Glass a été plus enclin à des recherches qui incluent des mixages vocaux au sein de ses « opéras ». Reich est resté sur une voie plus instrumentale en l’ouvrant à des éléments épars qui sont devenus plus présents après l’expérience de l’album « Reich Remixed » où des classiques du compositeur furent repris par différents acteurs de la scène « Techno » (pour faire simple) : Nobuzaru Takemura, Howie B, Coldcut, etc.
Dans ce nouvel opus, il ne s’agit plus de transformer les règles de la composition comme Reich le fit avec « Sextet », « Music for 18 musicians », « Drumming » et à un degré moindre « The Cave ». Mais l’artiste sait récupérer — dans le bon sens du terme — les influences de jeunes créateurs. En 2012 déjà, « Radio Rewrite » fut influencé par sa rencontre avec le guitariste de « Radiohead » Jonny Greenwood.
Dans ce nouvel album se perçoivent des lignes influencées par Giorgio Moroder et Daft Punk, au moment où, dans « Pulse » apparaissent les chœurs de l’ « International Contemporary Ensemble » et une nappe de cordes propres à suggérer un son quasiment électro. « Quartet » est moins complexe, plus « jazzy » dans tout un jeu de piano et de vibraphone écrit pour les percussionnistes préférés du créateur, le « Colin Currie Group ».
Les amateurs de Reich seront ravis.

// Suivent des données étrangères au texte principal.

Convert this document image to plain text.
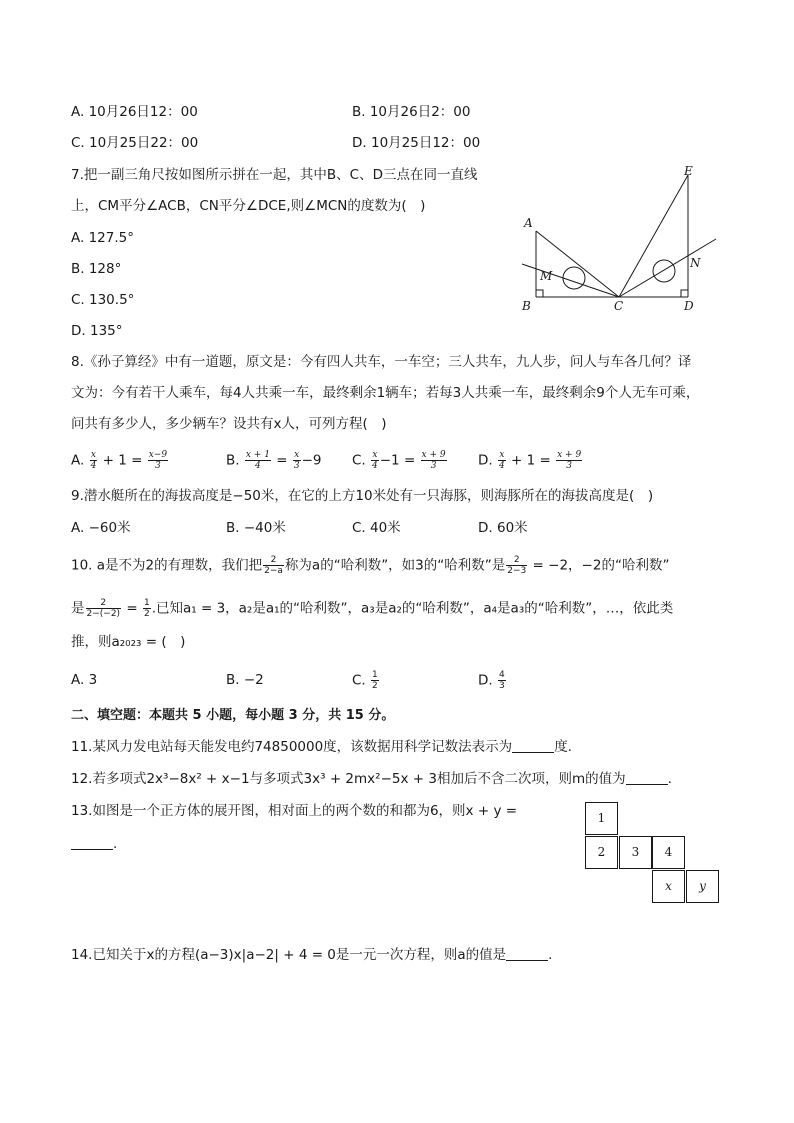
A. 10月26日12：00	B. 10月26日2：00
C. 10月25日22：00	D. 10月25日12：00
7.把一副三角尺按如图所示拼在一起，其中B、C、D三点在同一直线
上，CM平分∠ACB，CN平分∠DCE,则∠MCN的度数为(　)
A. 127.5°
B. 128°
C. 130.5°
D. 135°
A
B	C	D
E
M
N
8.《孙子算经》中有一道题，原文是：今有四人共车，一车空；三人共车，九人步，问人与车各几何？译
文为：今有若干人乘车，每4人共乘一车，最终剩余1辆车；若每3人共乘一车，最终剩余9个人无车可乘，
问共有多少人，多少辆车？设共有x人，可列方程(　)
A. $\frac{x}{4} + 1 = \frac{x-9}{3}$	B. $\frac{x + 1}{4} = \frac{x}{3} -9$ C. $\frac{x}{4} -1 = \frac{x + 9}{3} D$. $\frac{x}{4} + 1 = \frac{x + 9}{3}$
9.潜水艇所在的海拔高度是−50米，在它的上方10米处有一只海豚，则海豚所在的海拔高度是(　)
A. −60米	B. −40米	C. 40米	D. 60米
10. a是不为2的有理数，我们把 $\frac{2}{2-a}$ 称为a的“哈利数”，如3的“哈利数”是 $\frac{2}{2-3} = -2$，−2的“哈利数”
是 $\frac{2}{2-(-2)} = \frac{1}{2}$ .已知a₁ = 3，a₂是a₁的“哈利数”，a₃是a₂的“哈利数”，a₄是a₃的“哈利数”，…，依此类
推，则a₂₀₂₃ = (　)
A. 3	B. −2	C. $\frac{1}{2}$	D. $\frac{4}{3}$
二、填空题：本题共 5 小题，每小题 3 分，共 15 分。
11.某风力发电站每天能发电约74850000度，该数据用科学记数法表示为	度.
12.若多项式2x³−8x² + x−1与多项式3x³ + 2mx²−5x + 3相加后不含二次项，则m的值为	.
13.如图是一个正方体的展开图，相对面上的两个数的和都为6，则x + y =
.
1
2	3	4
x	y
14.已知关于x的方程(a−3)x|a−2| + 4 = 0是一元一次方程，则a的值是	.
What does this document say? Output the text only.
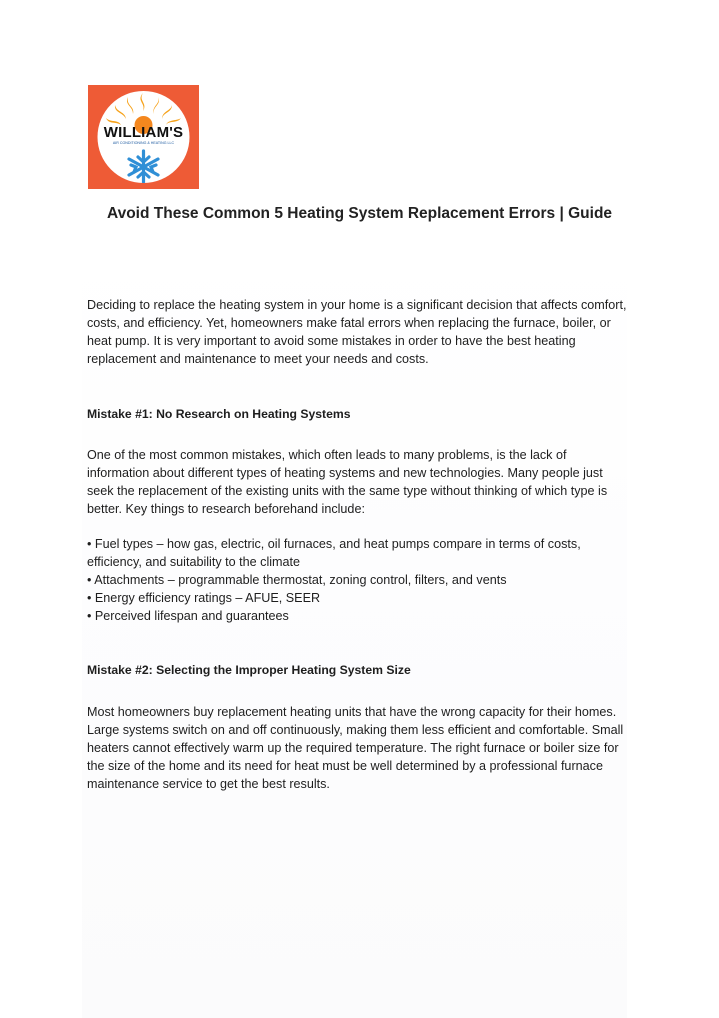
WILLIAM'S
AIR CONDITIONING & HEATING LLC
Avoid These Common 5 Heating System Replacement Errors | Guide

Deciding to replace the heating system in your home is a significant decision that affects comfort, costs, and efficiency. Yet, homeowners make fatal errors when replacing the furnace, boiler, or heat pump. It is very important to avoid some mistakes in order to have the best heating replacement and maintenance to meet your needs and costs.

Mistake #1: No Research on Heating Systems

One of the most common mistakes, which often leads to many problems, is the lack of information about different types of heating systems and new technologies. Many people just seek the replacement of the existing units with the same type without thinking of which type is better. Key things to research beforehand include:

• Fuel types – how gas, electric, oil furnaces, and heat pumps compare in terms of costs, efficiency, and suitability to the climate
• Attachments – programmable thermostat, zoning control, filters, and vents
• Energy efficiency ratings – AFUE, SEER
• Perceived lifespan and guarantees

Mistake #2: Selecting the Improper Heating System Size

Most homeowners buy replacement heating units that have the wrong capacity for their homes. Large systems switch on and off continuously, making them less efficient and comfortable. Small heaters cannot effectively warm up the required temperature. The right furnace or boiler size for the size of the home and its need for heat must be well determined by a professional furnace maintenance service to get the best results.
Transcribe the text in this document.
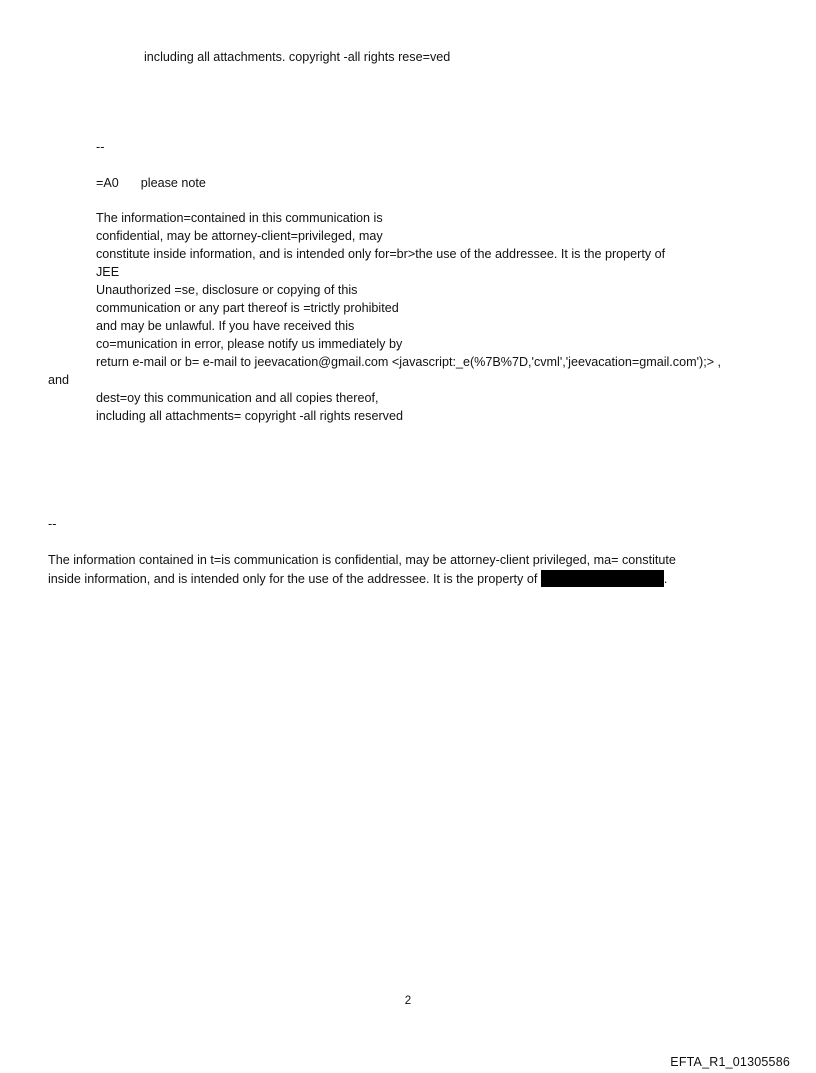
including all attachments. copyright -all rights rese=ved
--
=A0 please note
The information=contained in this communication is
confidential, may be attorney-client=privileged, may
constitute inside information, and is intended only for=br>the use of the addressee. It is the property of
JEE
Unauthorized =se, disclosure or copying of this
communication or any part thereof is =trictly prohibited
and may be unlawful. If you have received this
co=munication in error, please notify us immediately by
return e-mail or b= e-mail to jeevacation@gmail.com <javascript:_e(%7B%7D,'cvml','jeevacation=gmail.com');> ,
and
dest=oy this communication and all copies thereof,
including all attachments= copyright -all rights reserved
--
The information contained in t=is communication is confidential, may be attorney-client privileged, ma= constitute
inside information, and is intended only for the use of the addressee. It is the property of	.
2
EFTA_R1_01305586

Sans renouveler véritablement son écriture il la peaufine, joue de détails subtils dans la construction de ses répétitions et variations. Reich reste le maître capable d’enclencher de petits mouvements en un réseau de quintessences. Elles semblent statiques mais proposent des suites d’avancées que Reich sut mettre en évidence dès sa première œuvre mais qui sont reprises ici de manière plus ample c’est-à-dire — et paradoxalement — plus éteinte mais mélodique aussi.
Peu à peu Reich s’éloigne du réel : il pénètre des zones de sons suspendus au-dessus du vide et du silence.
jean-paul gavard-perret
Steve Riech, Pulse, Quartet, Nonesuch, 2018.